US and Russia Face Off in UN Telecom Agency Leadership Vote

(Bloomberg) — An upcoming vote for leadership of a little-known United Nations agency that develops global standards for mobile phones, internet connectivity and satellite technology could impact the future of the internet.

(Bloomberg) — An upcoming vote for leadership of a little-known United Nations agency that develops global standards for mobile phones, internet connectivity and satellite technology could impact the future of the internet.

That’s because the choice for the next secretary-general of the International Telecommunication Union boils down to candidates from the US and Russia, two nations with starkly different visions of the internet. The vote is being held Thursday by secret ballot in Bucharest, Romania.

The agency has taken on a more high-profile role during nearly eight years of Chinese leadership, amid the rising specter of a “splinternet” –- a global division between a free-flowing internet in the West and a more restricted one in authoritarian nations. 

Nonprofit groups based in the US now determine much of how the internet runs. US experts fear that authoritarian governments such as China and Russia could use the ITU as a method to push for more government control over the internet, a scenario that some fear would be more likely if Russia takes control of the body. Rising state control and censorship of the internet could hasten the splinternet’s arrival, and Russian leadership at the ITU might more immediately favor Russian and Chinese companies, US experts said.

“If the American candidate wins, that’s good news for a global and open internet,” said Justin Sherman, a fellow at the Atlantic Council’s Cyber Statecraft Initiative. 

“But if the Russian candidate wins, that means Russia had enough votes to overcome the open-internet bloc–and it means Moscow will begin pushing through, with Beijing’s help, a bunch of ITU proposals that try to increase state control of the internet around the world,” he said. 

Moscow and Beijing have long wanted to change the global internet governance structure to give the ITU–and its member governments, rather than bodies comprising industry and citizen-activists–a greater role over the internet, Sherman said.
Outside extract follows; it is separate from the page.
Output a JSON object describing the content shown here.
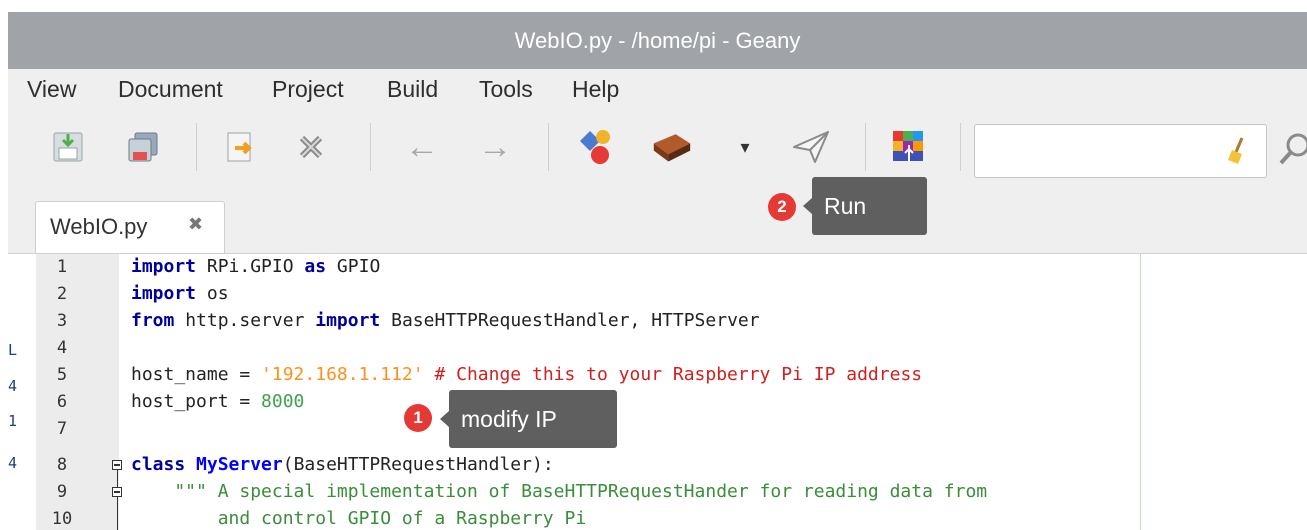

The Biden administration has recently ramped up efforts to secure a US victory, with President Joe Biden issuing a statement last week in support of the US candidate, Doreen Bogdan-Martin, a qualified amateur radio operator who’s worked with the ITU for 28 years. The US campaign is stressing her individual expertise rather than focusing on the geopolitical showdown between Washington and Moscow that has been heightened by Russia’s invasion of Ukraine.

Bogdan-Martin also wants the ITU to focus on engaging businesses, civil society, academia and experts in its discussions on radiofrequency spectrum, standards development in equipment and network technologies and advancing broadband infrastructure.

Russia’s candidate, Rashid Ismailov, a telecommunications veteran at Ericsson Inc. and Nokia who was also the first non-Chinese vice president at Huawei Technologies Co Ltd. and a deputy minister in Russia, has urged a stronger role for the ITU on topics ranging from taxes and regulation to artificial intelligence. He argues the body should establish “unified international rules regulating the use of drones” regarding both technical regulations and ethical codes.

Both candidates emphasized the need to connect the remaining 2.7 billion people globally, most in the developing world, who aren’t online. The voting intentions of some countries of the Global South, including India and some African countries, “are very much up in the air,” according to Sherman. In April, developing countries such as India, Brazil, Indonesia, Mexico, Nigeria, Pakistan and South Africa failed to sign on to a non-binding US declaration in favor of a free and open internet, despite reports of Russia’s internet crackdown as part of its war in Ukraine

The candidates are vying to succeed China’s Houlin Zhao, who won the leadership unopposed in both 2014 and 2018.

Under Houlin’s leadership, China increased its influence over ITU study groups that make standards recommendations, in addition to increasing the number of Chinese staff at the UN agency, according to a March report from the Heritage Foundation, a conservative US think tank. The ITU became a “critical component of China’s effort to dominate standard setting” in order to favor Chinese companies, especially Huawei, according to the report.

Two US-based groups essentially dominate how the internet is run at the moment, rather than the ITU. The Internet Corporation for Assigned Names and Numbers, a non-profit organization, allocates domain names and IP addresses with the aim of securing a “borderless” internet for all. The Internet Engineering Task Force, whose membership is open to all individuals, develops open standards by “rough consensus” and specifies internet protocols that underpin email and routing among others.

 

(Updated to include context on possible ITU positions in the future in ninth paragraph. A previous version incorrectly spelled Houlin Zhao’s name.)